As for celebrations of the human vagina akin to the celebrations for the penis, I found them sadly lacking. Female circumcision is still practised in some societies - including in closed communities in London's East End. But this is no celebration of female sexuality. Rather it is an horrific practice designed to limit a woman's sexual pleasure by cutting off the clitoris. In 19th Century England senior male doctors recommended the cutting off of clitorises to prevent hysteria, epilepsy and varicose veins. They would also cauterize clitorises with white-hot irons in order to prevent masturbation. A London surgeon who became president of the London Medical Society, Isaac Baker-Brown, in 1858 published details on 48 cliterectomies that he had carried out. A French doctor who was a Catholic Trappist monk, J.C. Debreyne, recommended this practice as he said the clitoris had no role in procreation and only helped stimulate lust! (Ref. Eu 317).
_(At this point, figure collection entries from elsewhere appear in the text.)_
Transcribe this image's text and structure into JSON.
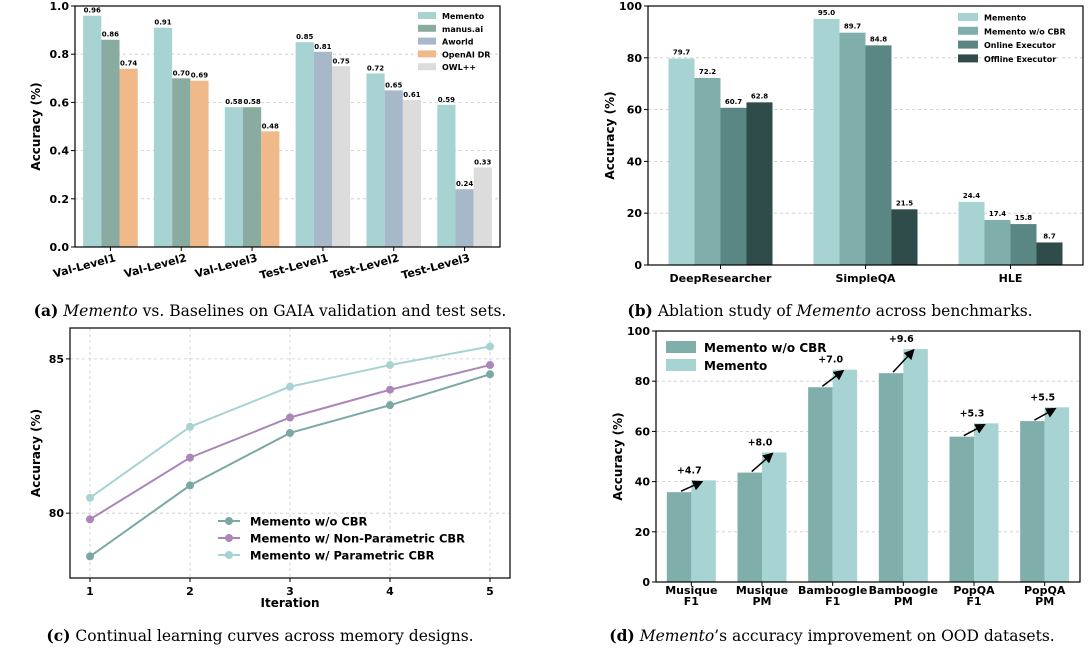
{
  "chart_data": [
    {
      "id": "a",
      "type": "bar",
      "ylabel": "Accuracy (%)",
      "ylim": [
        0,
        1.0
      ],
      "yticks": [
        "0.0",
        "0.2",
        "0.4",
        "0.6",
        "0.8",
        "1.0"
      ],
      "categories": [
        "Val-Level1",
        "Val-Level2",
        "Val-Level3",
        "Test-Level1",
        "Test-Level2",
        "Test-Level3"
      ],
      "legend_position": "top-right",
      "series": [
        {
          "name": "Memento",
          "color": "#a8d3d3",
          "values": [
            0.96,
            0.91,
            0.58,
            0.85,
            0.72,
            0.59
          ],
          "labels": [
            "0.96",
            "0.91",
            "0.58",
            "0.85",
            "0.72",
            "0.59"
          ]
        },
        {
          "name": "manus.ai",
          "color": "#8aab9f",
          "values": [
            0.86,
            0.7,
            0.58,
            null,
            null,
            null
          ],
          "labels": [
            "0.86",
            "0.70",
            "0.58",
            "",
            "",
            ""
          ]
        },
        {
          "name": "Aworld",
          "color": "#a7b9c9",
          "values": [
            null,
            null,
            null,
            0.81,
            0.65,
            0.24
          ],
          "labels": [
            "",
            "",
            "",
            "0.81",
            "0.65",
            "0.24"
          ]
        },
        {
          "name": "OpenAI DR",
          "color": "#f0b98a",
          "values": [
            0.74,
            0.69,
            0.48,
            null,
            null,
            null
          ],
          "labels": [
            "0.74",
            "0.69",
            "0.48",
            "",
            "",
            ""
          ]
        },
        {
          "name": "OWL++",
          "color": "#dcdcdc",
          "values": [
            null,
            null,
            null,
            0.75,
            0.61,
            0.33
          ],
          "labels": [
            "",
            "",
            "",
            "0.75",
            "0.61",
            "0.33"
          ]
        }
      ],
      "caption_bold": "(a)",
      "caption_italic": "Memento",
      "caption_rest": "vs. Baselines on GAIA validation and test sets."
    },
    {
      "id": "b",
      "type": "bar",
      "ylabel": "Accuracy (%)",
      "ylim": [
        0,
        100
      ],
      "yticks": [
        "0",
        "20",
        "40",
        "60",
        "80",
        "100"
      ],
      "categories": [
        "DeepResearcher",
        "SimpleQA",
        "HLE"
      ],
      "legend_position": "top-right",
      "series": [
        {
          "name": "Memento",
          "color": "#a8d3d3",
          "values": [
            79.7,
            95.0,
            24.4
          ],
          "labels": [
            "79.7",
            "95.0",
            "24.4"
          ]
        },
        {
          "name": "Memento w/o CBR",
          "color": "#80aeab",
          "values": [
            72.2,
            89.7,
            17.4
          ],
          "labels": [
            "72.2",
            "89.7",
            "17.4"
          ]
        },
        {
          "name": "Online Executor",
          "color": "#5a8683",
          "values": [
            60.7,
            84.8,
            15.8
          ],
          "labels": [
            "60.7",
            "84.8",
            "15.8"
          ]
        },
        {
          "name": "Offline Executor",
          "color": "#2f4b4a",
          "values": [
            62.8,
            21.5,
            8.7
          ],
          "labels": [
            "62.8",
            "21.5",
            "8.7"
          ]
        }
      ],
      "caption_bold": "(b)",
      "caption_pre": "Ablation study of",
      "caption_italic": "Memento",
      "caption_rest": "across benchmarks."
    },
    {
      "id": "c",
      "type": "line",
      "xlabel": "Iteration",
      "ylabel": "Accuracy (%)",
      "x": [
        1,
        2,
        3,
        4,
        5
      ],
      "xticks": [
        "1",
        "2",
        "3",
        "4",
        "5"
      ],
      "ylim": [
        77.9,
        86.0
      ],
      "yticks": [
        "80",
        "85"
      ],
      "ytick_values": [
        80,
        85
      ],
      "legend_position": "lower-right",
      "series": [
        {
          "name": "Memento w/o CBR",
          "color": "#7aa9a5",
          "values": [
            78.6,
            80.9,
            82.6,
            83.5,
            84.5
          ]
        },
        {
          "name": "Memento w/ Non-Parametric CBR",
          "color": "#ad86b8",
          "values": [
            79.8,
            81.8,
            83.1,
            84.0,
            84.8
          ]
        },
        {
          "name": "Memento w/ Parametric CBR",
          "color": "#a8d3d3",
          "values": [
            80.5,
            82.8,
            84.1,
            84.8,
            85.4
          ]
        }
      ],
      "caption_bold": "(c)",
      "caption_rest": "Continual learning curves across memory designs."
    },
    {
      "id": "d",
      "type": "bar",
      "ylabel": "Accuracy (%)",
      "ylim": [
        0,
        100
      ],
      "yticks": [
        "0",
        "20",
        "40",
        "60",
        "80",
        "100"
      ],
      "categories": [
        "Musique\nF1",
        "Musique\nPM",
        "Bamboogle\nF1",
        "Bamboogle\nPM",
        "PopQA\nF1",
        "PopQA\nPM"
      ],
      "legend_position": "top-left",
      "series": [
        {
          "name": "Memento w/o CBR",
          "color": "#80aeab",
          "values": [
            35.8,
            43.6,
            77.6,
            83.2,
            57.9,
            64.1
          ]
        },
        {
          "name": "Memento",
          "color": "#a8d3d3",
          "values": [
            40.5,
            51.6,
            84.6,
            92.8,
            63.2,
            69.6
          ]
        }
      ],
      "deltas": [
        "+4.7",
        "+8.0",
        "+7.0",
        "+9.6",
        "+5.3",
        "+5.5"
      ],
      "caption_bold": "(d)",
      "caption_italic": "Memento",
      "caption_rest": "’s accuracy improvement on OOD datasets."
    }
  ]
}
In 1998 an estimated 70% of Egyptian women had submitted to this operation. (Ref.) There is a vastly different attitude among the Australian Aborigines. The women of Uluru laughingly had told me one of their sacred caves "looks just like a vagina" when they took me to it to tell me their own stories of creation - and as I have mentioned, they have special private rituals to honour the young woman around the time of menarche.

Christians today have no formal celebrations of menarche or male maturity but in western England I journeyed to see the Kilpeck church south of Hereford that had in its outside wall an ancient image of a woman holding her vagina open, a Sheila-na-gig. There are hundreds of these images in ancient churches and castles in Eire, England and in France. The Kilpeck church also holds a basin shaped like a pregnant woman's stomach that was taken from a still older forest sanctuary. It seems that in the earlier days of Christianity in Britain there was a much more open attitude towards depicting female sexuality. Whether her open vagina was a portal to hell or to life would have depended on the viewer's interpretation.